Están mis clientes satisfechos…

Los empresarios sienten la necesidad de conocer la respuesta a una pregunta clave para sus intereses: ¿están satisfechos mis clientes? Les agradaría disponer de una prueba que les aportara una respuesta rápida, como la del algodón que popularizó el personaje televisivo Mr. Propper, para comprobar de manera inmediata el estado de limpieza de una superficie.
Un análisis de cartera de clientes puede aportarles información muy útil. Así, si sus puntos de venta ofrecen productos o servicios, en régimen de libre concurrencia, los clientes que sean compradores habituales, fidelizados, darán muestras de cierto grado de satisfacción. En ese caso, podremos decir que prefieren nuestra oferta a la de los otros oferentes, siempre que partamos de que el precio sea similar en todos y que la ubicación y manera de darse a conocer no difiere en los mismos.
Puede ocurrir que contraten con el comercio A porque los comercios B y C no tienen ningún atractivo, compran porque no tienen opciones reales en donde comprar. Y hablaríamos de “clientes rehenes”.
No basta que los clientes compren con habitualidad en un establecimiento para saber si realmente están satisfechos.
Lo que sí es relevante es conocer si al preguntar al cliente si recomendaría a amigos o familiares la empresa en la que compran, éste afirmara con contundencia que sí lo haría. Recomendamos aquellos establecimientos de lo que nos sentimos orgullosos de ser sus clientes.
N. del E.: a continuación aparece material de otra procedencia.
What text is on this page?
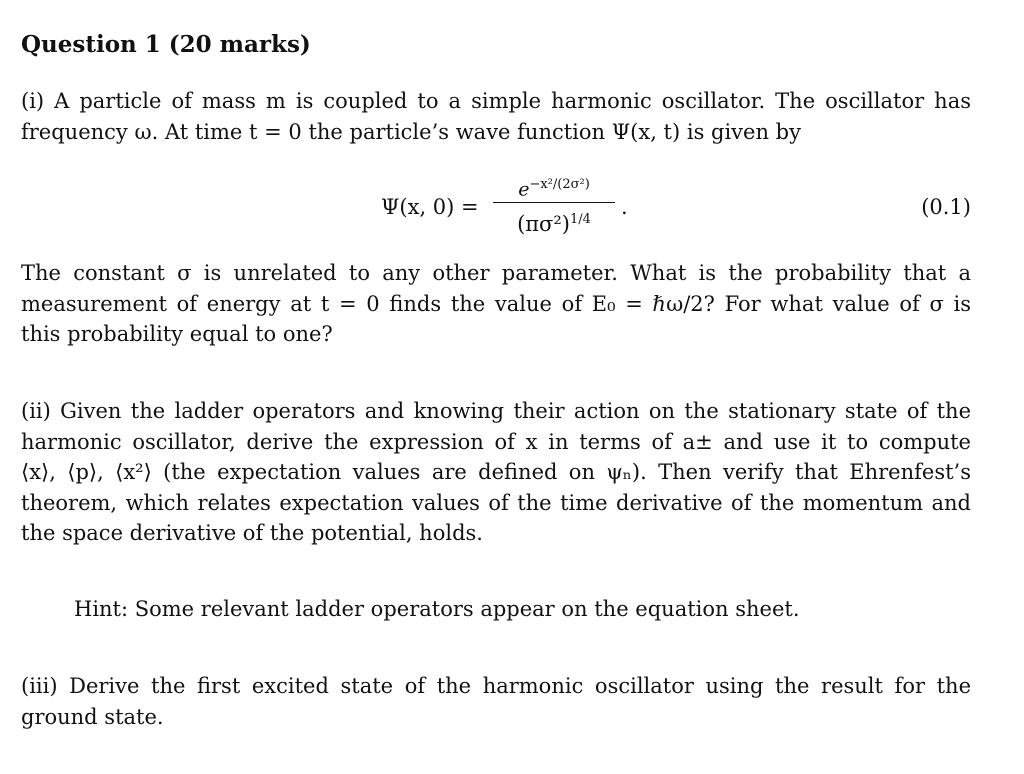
Question 1 (20 marks)
(i) A particle of mass m is coupled to a simple harmonic oscillator. The oscillator has
frequency ω. At time t = 0 the particle’s wave function Ψ(x, t) is given by
Ψ(x, 0) =
$e^{-x^2/(2\sigma^2)}$
$(\pi\sigma^2)^{1/4}$
.	(0.1)
The constant σ is unrelated to any other parameter. What is the probability that a
measurement of energy at t = 0 finds the value of E₀ = ℏω/2? For what value of σ is
this probability equal to one?
(ii) Given the ladder operators and knowing their action on the stationary state of the
harmonic oscillator, derive the expression of x in terms of a± and use it to compute
⟨x⟩, ⟨p⟩, ⟨x²⟩ (the expectation values are defined on ψₙ). Then verify that Ehrenfest’s
theorem, which relates expectation values of the time derivative of the momentum and
the space derivative of the potential, holds.
Hint: Some relevant ladder operators appear on the equation sheet.
(iii) Derive the first excited state of the harmonic oscillator using the result for the
ground state.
Cuando se generaliza en bibliografía de marketing, el uso de expresiones del tipo las empresas quieren “clientes apóstoles” o que el mejor vendedor es un cliente satisfecho; yo prefiero la que manifiesta de manera sencilla un joyero de toda la vida que tiene abierto su establecimiento en Sevilla y que la considero un verdadero principio de marketing de servicios, éste dice: “lo que deseo es que tus nietos compren en esta joyería, ya me preocuparé de atenderte para que les enseñes el camino por el que se llega aquí”. Esto es creer en el marketing viral, podríamos incluso llegar a decir que aplica criterios de un hipotético “marketing genético”.

Lo citado anteriormente, no sólo pone de relieve el interés en satisfacer las expectativas del cliente, también denota su concepto de negocio: hacerlo provocará que su negocio perdure en el tiempo, con maestría, profesionalidad y aportando garantía.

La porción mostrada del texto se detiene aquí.